A random variable $X$ has a distribution with mean $\mu$ and variance 4. A random sample of size 100 is to be taken from the distribution of $X$ .

Josie takes a different random sample of size 100 to test the null hypothesis that $\mu = 60$ against the alternative hypothesis that $\mu > 60$ at the 5 % level.

State the central limit theorem as applied to a random sample of size $n$ , taken from a distribution with mean $\mu$ and variance ${\sigma ^2}$ .

[2]

Jack takes a random sample of size 100 and calculates that $\bar x = 60.2$ . Find an approximate 90 % confidence interval for $\mu$ .

[2]

Find the critical region for Josie’s test, giving your answer correct to two decimal places.

[4]

c.i.

Write down the probability that Josie makes a Type I error.

[1]

c.ii.

Given that the probability that Josie makes a Type II error is 0.25, find the value of $\mu$ , giving your answer correct to three significant figures.

[5]

c.iii.

Markscheme

for $n$ (sufficiently) large the sample mean ${\bar X}$ approximately A1

$\sim {\text{N}}\left( {\mu {\text{, }}\frac{{{\sigma ^2}}}{n}} \right)$ A1

Note: Award the first A1 for $n$ large and reference to the sample mean $\left( {\bar X} \right)$ , the second A1 is for normal and the two parameters.

Note: Award the second A1 only if the first A1 is awarded.

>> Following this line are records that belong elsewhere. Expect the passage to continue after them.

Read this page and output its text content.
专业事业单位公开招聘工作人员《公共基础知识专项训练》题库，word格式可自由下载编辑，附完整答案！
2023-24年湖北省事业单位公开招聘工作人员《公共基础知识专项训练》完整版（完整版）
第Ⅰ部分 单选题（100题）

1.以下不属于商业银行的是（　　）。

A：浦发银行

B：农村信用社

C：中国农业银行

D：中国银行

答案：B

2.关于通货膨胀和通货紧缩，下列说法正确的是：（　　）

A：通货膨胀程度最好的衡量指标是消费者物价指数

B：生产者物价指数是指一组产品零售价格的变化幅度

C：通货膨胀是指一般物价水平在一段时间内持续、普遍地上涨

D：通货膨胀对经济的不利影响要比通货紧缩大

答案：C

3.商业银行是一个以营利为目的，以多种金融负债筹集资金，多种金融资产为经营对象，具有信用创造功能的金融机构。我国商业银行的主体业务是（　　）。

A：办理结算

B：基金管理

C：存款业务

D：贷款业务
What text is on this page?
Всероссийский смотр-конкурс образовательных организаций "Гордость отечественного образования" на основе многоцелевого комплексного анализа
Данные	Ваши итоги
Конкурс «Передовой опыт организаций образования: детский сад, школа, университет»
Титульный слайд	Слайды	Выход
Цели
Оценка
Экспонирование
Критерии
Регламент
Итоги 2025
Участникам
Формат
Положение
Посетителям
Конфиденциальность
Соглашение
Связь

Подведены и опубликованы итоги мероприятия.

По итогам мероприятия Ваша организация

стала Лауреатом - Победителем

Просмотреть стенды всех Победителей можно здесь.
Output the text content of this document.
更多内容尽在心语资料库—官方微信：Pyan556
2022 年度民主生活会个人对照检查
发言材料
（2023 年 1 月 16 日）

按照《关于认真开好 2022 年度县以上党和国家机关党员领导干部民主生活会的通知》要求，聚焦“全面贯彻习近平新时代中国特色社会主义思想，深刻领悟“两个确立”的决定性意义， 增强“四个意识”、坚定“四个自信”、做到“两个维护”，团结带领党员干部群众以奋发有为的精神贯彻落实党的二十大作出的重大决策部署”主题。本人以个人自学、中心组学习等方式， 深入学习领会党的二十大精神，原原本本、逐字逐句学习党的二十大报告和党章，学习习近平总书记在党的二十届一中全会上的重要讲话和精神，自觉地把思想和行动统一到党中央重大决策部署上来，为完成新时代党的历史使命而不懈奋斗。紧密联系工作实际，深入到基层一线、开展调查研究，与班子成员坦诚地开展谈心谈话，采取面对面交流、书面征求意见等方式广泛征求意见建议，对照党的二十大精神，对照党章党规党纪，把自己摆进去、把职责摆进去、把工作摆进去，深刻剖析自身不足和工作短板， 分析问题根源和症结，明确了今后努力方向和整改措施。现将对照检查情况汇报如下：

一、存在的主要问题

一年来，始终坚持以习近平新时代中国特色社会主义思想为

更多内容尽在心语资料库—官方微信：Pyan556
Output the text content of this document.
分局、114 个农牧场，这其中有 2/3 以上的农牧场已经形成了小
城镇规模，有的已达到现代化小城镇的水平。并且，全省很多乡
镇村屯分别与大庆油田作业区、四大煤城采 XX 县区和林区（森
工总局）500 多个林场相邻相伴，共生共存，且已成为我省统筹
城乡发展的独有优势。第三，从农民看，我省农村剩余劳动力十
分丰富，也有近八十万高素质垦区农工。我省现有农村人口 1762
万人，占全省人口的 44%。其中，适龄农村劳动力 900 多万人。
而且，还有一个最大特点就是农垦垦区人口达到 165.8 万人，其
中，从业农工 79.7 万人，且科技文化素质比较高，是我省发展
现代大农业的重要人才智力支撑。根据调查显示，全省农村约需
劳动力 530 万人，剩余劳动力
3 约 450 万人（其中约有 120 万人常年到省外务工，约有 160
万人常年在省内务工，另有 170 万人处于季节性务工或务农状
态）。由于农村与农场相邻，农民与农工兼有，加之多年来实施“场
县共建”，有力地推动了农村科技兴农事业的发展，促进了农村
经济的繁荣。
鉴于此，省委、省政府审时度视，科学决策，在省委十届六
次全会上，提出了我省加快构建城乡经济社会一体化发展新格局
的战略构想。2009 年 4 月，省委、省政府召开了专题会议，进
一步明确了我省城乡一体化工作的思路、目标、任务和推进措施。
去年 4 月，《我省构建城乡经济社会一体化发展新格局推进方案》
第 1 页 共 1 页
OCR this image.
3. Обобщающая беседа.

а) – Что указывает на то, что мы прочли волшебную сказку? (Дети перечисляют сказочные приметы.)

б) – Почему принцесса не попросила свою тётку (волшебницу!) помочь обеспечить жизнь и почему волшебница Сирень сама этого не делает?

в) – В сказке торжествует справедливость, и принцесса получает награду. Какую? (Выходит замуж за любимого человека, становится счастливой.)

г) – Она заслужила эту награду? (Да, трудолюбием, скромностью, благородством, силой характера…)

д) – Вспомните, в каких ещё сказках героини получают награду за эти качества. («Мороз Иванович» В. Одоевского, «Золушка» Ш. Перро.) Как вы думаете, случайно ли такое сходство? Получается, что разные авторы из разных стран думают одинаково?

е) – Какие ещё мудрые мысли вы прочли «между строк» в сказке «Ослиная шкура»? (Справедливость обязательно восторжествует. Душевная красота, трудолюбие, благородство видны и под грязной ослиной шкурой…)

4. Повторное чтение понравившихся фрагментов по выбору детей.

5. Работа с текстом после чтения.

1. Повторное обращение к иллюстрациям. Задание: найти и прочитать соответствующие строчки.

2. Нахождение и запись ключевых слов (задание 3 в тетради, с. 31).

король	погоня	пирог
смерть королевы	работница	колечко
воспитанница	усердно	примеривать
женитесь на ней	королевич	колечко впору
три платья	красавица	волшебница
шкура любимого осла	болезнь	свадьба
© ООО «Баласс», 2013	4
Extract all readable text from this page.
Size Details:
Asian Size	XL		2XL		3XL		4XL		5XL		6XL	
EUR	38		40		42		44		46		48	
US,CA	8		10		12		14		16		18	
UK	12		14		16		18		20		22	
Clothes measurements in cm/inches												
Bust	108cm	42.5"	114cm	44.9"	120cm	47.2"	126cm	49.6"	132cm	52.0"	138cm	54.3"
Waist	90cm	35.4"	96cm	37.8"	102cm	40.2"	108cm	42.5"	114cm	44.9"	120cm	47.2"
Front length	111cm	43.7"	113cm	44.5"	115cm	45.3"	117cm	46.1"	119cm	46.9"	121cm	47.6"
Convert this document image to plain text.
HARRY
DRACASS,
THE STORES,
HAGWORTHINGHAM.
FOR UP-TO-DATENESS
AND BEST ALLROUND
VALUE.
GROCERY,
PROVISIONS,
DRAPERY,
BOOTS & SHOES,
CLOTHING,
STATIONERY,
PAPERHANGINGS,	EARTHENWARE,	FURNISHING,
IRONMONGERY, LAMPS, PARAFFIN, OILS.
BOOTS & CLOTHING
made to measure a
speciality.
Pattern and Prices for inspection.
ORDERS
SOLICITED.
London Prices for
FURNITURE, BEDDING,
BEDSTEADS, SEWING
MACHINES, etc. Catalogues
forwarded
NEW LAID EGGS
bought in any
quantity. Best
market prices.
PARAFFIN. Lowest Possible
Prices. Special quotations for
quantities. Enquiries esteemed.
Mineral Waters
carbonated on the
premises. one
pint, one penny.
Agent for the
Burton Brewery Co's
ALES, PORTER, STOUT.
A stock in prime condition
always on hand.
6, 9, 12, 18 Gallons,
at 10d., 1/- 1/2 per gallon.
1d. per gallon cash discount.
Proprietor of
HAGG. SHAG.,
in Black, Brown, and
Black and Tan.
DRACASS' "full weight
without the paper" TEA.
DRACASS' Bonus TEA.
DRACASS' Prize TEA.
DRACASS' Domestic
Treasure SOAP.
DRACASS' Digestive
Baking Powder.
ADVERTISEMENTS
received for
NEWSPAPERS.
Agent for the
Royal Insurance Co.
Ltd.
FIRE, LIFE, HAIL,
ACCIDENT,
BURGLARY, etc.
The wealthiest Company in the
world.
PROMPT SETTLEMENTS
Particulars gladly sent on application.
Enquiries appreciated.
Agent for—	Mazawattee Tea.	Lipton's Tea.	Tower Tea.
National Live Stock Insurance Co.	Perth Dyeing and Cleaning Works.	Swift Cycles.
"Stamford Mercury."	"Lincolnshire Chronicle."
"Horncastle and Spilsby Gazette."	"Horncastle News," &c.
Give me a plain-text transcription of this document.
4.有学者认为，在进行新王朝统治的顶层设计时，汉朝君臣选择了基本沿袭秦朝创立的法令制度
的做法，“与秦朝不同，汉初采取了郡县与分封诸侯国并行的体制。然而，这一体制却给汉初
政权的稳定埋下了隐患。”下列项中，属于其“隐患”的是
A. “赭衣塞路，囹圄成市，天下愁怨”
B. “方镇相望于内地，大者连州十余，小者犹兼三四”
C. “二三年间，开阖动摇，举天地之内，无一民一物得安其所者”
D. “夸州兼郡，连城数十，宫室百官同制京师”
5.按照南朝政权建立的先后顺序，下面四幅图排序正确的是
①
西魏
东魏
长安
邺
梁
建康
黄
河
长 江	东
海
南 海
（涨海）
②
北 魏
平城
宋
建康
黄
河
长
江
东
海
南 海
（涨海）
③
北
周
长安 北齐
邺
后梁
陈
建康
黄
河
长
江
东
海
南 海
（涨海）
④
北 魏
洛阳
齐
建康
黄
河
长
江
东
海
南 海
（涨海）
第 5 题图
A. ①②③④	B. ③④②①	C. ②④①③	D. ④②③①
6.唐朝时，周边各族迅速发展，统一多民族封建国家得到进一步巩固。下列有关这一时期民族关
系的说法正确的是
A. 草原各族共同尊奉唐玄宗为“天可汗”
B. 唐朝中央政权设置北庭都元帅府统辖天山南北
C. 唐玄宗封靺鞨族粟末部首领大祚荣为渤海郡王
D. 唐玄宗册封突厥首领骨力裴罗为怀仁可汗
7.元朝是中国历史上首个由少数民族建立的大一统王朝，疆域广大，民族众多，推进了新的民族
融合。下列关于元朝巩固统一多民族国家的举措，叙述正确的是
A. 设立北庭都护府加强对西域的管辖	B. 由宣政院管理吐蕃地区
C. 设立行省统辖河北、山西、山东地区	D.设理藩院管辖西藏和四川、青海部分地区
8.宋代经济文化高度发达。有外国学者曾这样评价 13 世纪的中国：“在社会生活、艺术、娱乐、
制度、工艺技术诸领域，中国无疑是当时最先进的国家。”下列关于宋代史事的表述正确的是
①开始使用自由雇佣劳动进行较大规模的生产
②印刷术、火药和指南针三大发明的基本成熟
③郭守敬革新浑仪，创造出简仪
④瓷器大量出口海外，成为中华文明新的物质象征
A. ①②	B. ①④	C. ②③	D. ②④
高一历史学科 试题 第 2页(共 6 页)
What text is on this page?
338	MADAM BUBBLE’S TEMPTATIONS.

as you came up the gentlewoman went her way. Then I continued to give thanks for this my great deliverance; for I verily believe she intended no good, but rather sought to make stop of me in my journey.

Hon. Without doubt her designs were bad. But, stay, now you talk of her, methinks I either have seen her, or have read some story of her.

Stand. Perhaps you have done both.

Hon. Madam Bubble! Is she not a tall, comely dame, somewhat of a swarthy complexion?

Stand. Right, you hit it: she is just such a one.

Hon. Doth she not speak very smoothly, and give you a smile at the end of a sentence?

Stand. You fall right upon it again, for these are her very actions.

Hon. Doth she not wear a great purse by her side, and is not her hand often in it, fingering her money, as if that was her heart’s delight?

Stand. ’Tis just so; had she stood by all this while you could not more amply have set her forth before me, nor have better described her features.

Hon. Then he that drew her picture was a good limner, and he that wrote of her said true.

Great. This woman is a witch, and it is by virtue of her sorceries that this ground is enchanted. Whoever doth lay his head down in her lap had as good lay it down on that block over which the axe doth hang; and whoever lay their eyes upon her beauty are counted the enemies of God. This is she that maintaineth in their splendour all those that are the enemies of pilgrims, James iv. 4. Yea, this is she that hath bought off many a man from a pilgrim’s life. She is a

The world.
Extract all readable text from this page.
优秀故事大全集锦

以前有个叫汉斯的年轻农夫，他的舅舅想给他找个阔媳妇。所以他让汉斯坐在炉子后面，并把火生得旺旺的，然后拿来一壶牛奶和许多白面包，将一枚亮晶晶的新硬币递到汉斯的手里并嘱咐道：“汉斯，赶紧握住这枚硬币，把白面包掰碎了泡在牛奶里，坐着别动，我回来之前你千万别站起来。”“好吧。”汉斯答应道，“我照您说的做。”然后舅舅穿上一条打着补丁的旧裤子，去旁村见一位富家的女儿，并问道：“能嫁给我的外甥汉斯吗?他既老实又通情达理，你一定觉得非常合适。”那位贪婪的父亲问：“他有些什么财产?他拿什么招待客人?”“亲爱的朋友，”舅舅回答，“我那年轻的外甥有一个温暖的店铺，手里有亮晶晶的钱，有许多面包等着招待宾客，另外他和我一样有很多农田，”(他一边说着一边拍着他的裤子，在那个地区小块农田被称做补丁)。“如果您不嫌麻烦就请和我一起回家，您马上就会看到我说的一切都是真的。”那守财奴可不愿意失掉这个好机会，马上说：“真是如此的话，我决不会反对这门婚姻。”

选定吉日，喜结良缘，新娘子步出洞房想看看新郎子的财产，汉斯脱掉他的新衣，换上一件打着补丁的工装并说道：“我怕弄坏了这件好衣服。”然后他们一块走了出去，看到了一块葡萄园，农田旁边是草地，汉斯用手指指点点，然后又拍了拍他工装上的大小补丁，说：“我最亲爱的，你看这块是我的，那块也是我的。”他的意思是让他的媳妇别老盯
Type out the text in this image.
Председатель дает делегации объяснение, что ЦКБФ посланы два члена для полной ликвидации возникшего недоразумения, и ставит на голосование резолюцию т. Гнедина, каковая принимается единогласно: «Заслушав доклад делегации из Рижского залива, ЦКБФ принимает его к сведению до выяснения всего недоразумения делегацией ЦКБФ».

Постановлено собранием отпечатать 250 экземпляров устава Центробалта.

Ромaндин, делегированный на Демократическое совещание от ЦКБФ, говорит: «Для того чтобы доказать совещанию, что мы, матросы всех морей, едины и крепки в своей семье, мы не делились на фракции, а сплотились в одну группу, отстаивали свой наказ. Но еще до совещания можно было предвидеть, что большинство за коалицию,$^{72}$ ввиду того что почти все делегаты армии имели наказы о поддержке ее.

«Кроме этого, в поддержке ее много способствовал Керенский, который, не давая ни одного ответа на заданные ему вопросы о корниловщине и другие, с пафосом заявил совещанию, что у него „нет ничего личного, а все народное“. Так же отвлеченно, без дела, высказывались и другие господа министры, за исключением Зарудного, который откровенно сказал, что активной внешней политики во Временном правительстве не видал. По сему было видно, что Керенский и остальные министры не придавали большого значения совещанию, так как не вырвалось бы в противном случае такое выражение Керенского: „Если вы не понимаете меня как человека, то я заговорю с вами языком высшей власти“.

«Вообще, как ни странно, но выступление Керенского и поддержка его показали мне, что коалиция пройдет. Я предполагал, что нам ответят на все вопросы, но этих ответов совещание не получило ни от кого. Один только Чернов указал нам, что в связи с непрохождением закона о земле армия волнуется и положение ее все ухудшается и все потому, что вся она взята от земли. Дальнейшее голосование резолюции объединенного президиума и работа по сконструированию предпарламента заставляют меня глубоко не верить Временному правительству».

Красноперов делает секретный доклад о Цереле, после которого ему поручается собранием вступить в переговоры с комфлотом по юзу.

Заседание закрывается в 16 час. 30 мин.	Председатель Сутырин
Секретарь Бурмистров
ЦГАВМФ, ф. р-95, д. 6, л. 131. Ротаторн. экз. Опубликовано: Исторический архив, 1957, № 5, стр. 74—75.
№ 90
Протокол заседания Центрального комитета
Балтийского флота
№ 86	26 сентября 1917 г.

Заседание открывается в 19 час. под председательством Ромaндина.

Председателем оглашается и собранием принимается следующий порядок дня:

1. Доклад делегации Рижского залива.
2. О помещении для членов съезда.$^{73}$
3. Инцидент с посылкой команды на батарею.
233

Note: Allow ‘ $n$ tends to infinity’ or ‘ $n$ ≥ 30’ in place of ‘large’.

[2 marks]

[59.9, 60.5] A1A1

Note: Accept answers which round to the correct 3sf answers.

[2 marks]

under ${H_0}$ , $\bar X \sim {\text{N}}\left( {60{\text{, }}\frac{4}{{100}}} \right)$ (A1)

required to find $k$ such that $P\left( {\bar X > k} \right) = 0.05$ (M1)

use of any valid method, eg GDC Inv(Normal) or $k = 60 + z\frac{\sigma }{{\sqrt n }}$ (M1)

hence critical region is $\bar x = 60.33$ A1

[4 marks]

c.i.

0.05 A1

[1 mark]

c.ii.

${\text{P}}$ (Type II error) = ${\text{P}}$ ( ${H_0}$ is accepted / ${H_0}$ is false) (R1)

Note: Accept Type II error means ${H_0}$ is accepted given ${H_0}$ is false.

$\Rightarrow {\text{P}}\left( {\bar X < 60.33} \right) = 0.25$ when $\bar X \sim {\text{N}}\left( {\mu {\text{, }}\frac{4}{{100}}} \right)$ (M1)

$\Rightarrow {\text{P}}\left( {\frac{{\bar X - \mu }}{{\frac{2}{{10}}}} < \frac{{60.33 - \mu }}{{\frac{2}{{10}}}}} \right) = 0.25$ (M1)

$\Rightarrow {\text{P}}\left( {Z < \frac{{60.33 - \mu }}{{\frac{2}{{10}}}}} \right) = 0.25$ where $Z \sim {\text{N}}\left( {0{\text{, }}{1^2}} \right)$